Incidentally, the name 'Basha' got spelt out differently for the film's title, if only to bring out the intonation and effect that the makers wanted the audience to experience.

For Kabali is even better. Even before the film had hit the screens, Rajini's one-liner, 'Neruppu..da...Kabali..da' ('I am fire, I am Kabali.'), has outdone his other one-liners from films like Baashha: 'Naan oru thadavai sonnal nooru thadavai sonna mathiri.' ('If I say it once, it's as good as I have said it a hundred times.')

Rajinikanth is said to be shooting simultaneously for Shankar's 2.0, GenNext's way of naming Robot 2. His current stay away from home, in the US, is said to have more to do with health reasons than filmi purposes.

Rajini will miss Kabali's release in India, especially Chennai.
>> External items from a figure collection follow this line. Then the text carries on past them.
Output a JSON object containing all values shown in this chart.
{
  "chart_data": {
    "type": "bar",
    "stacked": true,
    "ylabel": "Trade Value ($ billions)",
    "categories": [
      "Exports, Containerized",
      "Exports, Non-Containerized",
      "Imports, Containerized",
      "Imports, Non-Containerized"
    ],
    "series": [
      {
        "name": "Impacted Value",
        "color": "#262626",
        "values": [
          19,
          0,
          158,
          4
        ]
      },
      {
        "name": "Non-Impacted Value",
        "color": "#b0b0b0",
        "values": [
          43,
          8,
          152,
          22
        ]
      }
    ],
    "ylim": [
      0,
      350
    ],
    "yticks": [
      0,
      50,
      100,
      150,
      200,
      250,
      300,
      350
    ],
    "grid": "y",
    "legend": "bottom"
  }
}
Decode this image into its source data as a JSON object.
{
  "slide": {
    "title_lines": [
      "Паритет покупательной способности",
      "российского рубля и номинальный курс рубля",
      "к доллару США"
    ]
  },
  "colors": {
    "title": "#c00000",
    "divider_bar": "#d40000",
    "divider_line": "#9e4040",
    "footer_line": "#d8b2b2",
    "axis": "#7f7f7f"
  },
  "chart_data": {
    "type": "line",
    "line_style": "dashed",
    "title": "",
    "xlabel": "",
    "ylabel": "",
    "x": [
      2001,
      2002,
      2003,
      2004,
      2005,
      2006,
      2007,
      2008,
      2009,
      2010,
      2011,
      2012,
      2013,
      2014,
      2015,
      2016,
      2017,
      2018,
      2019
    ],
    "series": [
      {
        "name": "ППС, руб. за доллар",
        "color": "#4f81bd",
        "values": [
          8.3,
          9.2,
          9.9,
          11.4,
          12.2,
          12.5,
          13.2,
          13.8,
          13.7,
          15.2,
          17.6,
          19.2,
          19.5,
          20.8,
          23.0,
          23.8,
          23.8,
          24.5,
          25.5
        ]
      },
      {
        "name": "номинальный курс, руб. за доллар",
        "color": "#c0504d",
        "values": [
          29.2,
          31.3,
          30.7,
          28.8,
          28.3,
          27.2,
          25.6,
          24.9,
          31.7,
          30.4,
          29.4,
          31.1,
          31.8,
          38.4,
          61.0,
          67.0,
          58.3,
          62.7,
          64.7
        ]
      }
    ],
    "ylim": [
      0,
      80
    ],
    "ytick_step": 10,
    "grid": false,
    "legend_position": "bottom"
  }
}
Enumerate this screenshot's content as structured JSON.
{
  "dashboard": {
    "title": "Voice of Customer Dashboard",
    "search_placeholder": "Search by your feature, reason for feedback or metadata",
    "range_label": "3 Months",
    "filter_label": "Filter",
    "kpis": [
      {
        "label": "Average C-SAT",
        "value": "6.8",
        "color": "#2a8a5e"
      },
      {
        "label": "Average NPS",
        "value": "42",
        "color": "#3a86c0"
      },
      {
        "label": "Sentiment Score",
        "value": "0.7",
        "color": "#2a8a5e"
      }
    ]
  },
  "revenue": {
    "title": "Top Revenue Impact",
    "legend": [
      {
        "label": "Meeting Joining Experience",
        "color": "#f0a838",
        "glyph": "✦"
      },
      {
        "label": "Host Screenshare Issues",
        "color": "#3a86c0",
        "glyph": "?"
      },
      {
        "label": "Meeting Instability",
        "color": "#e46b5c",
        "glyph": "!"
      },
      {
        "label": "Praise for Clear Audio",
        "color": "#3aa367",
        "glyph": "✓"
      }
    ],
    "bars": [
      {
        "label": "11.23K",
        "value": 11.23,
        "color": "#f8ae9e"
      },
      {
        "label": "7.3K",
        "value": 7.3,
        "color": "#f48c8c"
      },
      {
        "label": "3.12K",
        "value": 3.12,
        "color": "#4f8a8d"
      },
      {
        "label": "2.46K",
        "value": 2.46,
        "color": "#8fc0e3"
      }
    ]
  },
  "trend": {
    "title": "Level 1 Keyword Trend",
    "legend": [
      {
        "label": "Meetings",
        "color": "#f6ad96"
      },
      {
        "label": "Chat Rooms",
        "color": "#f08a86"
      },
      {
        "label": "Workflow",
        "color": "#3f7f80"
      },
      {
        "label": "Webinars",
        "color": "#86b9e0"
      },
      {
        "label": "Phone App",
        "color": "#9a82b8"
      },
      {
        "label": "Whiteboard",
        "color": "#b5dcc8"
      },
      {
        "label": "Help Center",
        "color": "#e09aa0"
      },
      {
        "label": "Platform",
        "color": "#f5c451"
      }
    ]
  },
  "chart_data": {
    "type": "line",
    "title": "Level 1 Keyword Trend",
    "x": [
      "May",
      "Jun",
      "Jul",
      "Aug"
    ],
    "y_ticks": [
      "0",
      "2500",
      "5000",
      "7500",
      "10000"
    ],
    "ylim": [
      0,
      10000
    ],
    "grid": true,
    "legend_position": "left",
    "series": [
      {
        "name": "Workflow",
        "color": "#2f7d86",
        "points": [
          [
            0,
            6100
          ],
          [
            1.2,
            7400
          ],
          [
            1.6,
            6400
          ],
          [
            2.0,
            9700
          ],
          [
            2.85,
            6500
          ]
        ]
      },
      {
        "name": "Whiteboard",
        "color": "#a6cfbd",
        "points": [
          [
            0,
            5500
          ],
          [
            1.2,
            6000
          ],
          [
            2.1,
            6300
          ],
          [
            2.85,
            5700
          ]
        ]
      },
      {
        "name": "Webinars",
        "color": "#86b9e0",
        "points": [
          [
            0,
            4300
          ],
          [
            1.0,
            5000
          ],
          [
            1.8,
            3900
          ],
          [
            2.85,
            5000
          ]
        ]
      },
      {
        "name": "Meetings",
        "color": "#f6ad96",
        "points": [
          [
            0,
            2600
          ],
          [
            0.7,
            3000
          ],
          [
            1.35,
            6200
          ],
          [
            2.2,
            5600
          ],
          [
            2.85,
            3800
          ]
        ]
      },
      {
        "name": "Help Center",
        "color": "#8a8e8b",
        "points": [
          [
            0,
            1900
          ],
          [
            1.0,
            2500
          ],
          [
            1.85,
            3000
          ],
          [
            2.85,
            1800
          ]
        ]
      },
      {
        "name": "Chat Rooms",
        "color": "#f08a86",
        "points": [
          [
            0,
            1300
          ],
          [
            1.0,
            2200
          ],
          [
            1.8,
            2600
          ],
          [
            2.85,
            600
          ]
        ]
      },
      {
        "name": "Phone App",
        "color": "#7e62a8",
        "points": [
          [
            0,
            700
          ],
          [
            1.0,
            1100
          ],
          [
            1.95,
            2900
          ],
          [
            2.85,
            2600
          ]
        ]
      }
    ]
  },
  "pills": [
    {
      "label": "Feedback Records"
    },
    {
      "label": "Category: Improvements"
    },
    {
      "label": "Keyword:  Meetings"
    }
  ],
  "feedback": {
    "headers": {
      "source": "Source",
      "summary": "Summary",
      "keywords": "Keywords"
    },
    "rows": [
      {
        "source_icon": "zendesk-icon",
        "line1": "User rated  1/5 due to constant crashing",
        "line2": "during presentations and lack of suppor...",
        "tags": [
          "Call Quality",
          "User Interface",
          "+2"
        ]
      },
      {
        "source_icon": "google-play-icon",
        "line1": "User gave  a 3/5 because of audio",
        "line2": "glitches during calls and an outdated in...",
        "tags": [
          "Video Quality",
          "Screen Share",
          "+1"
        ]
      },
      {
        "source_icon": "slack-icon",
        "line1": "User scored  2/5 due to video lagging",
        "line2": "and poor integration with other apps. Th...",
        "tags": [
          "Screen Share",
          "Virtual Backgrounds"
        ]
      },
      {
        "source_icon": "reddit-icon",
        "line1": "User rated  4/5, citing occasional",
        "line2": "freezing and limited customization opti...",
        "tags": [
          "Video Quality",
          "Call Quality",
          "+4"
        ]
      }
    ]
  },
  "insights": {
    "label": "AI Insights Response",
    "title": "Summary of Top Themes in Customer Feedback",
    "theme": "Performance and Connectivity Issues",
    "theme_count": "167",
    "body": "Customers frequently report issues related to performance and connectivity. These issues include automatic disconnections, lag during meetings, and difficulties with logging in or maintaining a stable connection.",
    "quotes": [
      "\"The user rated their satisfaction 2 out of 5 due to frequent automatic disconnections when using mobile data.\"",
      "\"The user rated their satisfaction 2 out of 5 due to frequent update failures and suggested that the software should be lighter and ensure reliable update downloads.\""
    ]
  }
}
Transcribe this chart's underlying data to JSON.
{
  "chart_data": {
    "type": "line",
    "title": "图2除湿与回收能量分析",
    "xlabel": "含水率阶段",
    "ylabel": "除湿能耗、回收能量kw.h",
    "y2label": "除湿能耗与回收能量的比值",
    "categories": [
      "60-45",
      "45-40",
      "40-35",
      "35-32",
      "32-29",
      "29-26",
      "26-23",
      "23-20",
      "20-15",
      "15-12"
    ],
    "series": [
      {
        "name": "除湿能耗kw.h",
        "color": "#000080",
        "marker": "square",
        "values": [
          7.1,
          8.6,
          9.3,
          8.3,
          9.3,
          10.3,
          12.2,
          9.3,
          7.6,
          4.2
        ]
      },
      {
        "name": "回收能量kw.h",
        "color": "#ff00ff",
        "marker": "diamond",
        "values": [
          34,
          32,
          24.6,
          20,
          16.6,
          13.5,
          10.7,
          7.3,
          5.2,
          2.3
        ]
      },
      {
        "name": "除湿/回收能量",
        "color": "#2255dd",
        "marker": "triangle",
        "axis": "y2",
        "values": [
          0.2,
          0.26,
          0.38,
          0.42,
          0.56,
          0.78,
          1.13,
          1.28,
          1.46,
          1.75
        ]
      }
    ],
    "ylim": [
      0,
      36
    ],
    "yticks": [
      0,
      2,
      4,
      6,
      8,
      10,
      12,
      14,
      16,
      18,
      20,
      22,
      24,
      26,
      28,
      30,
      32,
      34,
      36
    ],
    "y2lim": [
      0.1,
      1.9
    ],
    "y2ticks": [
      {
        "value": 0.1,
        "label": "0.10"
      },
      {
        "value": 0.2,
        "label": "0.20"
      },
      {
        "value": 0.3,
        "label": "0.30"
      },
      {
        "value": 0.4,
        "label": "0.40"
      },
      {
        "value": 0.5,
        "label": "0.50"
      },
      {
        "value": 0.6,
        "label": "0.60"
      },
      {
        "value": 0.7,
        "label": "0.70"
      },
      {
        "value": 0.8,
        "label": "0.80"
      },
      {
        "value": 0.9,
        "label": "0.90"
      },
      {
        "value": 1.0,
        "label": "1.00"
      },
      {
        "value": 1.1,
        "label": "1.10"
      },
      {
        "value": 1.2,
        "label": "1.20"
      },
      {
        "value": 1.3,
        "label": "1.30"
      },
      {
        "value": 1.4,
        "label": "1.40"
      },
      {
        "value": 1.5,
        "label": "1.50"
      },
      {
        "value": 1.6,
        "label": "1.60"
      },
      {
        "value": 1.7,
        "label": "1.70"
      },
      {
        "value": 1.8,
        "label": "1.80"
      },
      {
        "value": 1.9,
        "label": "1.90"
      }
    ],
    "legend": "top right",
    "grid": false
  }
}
Fans keep saying he will watch the movie in the US, and they too will have a chance to see him watching the movie on television that very day.

Until the Kabali release and Rajini's return home, fans will have to be satisfied with IT firms granting leave and booking full halls for shows on end for their professionals to watch the film on the big screen, day one, show one. Some firms are also said to be flying their staff to Chennai from Bengaluru, as an additional incentive.

And the reported reason of their HR bosses? 'Anyway the staff would "fall sick" that day, the next and possibly the next, too, and our schedules would go haywire. So why not join them and enjoy them?'

It makes sense. Robot saw IT firms and GenNext fans paying thousands of rupees for tickets that cost around Rs 125. For Kabali, the going rate is not that high when bookings opened, but over the weekend it could shoot up astronomically in the black market, depending on the early-bird views of a film that has already broken expectations as never before.

In the midst of all this, Rajini and Rajini alone stands tall. This time, unlike during Baashha, Padayappa (1999), or Enthiran, there is no talk of the superstar joining this political party or that, or launching one of his own.

As successive experience and elections showed, he had always bitten more than he could chew, especially of politics.

Rajini's experience and exposure of the past two decades seem to have ensured that he did not play with real 'fire' that politics is -- his old generation fans have thus lost hope while the GenNext crowd wants only fun, not politics, from him.

N Sathiya Moorthy, veteran journalist and political analyst, is Director, Observer Research Foundation, Chennai Chapter.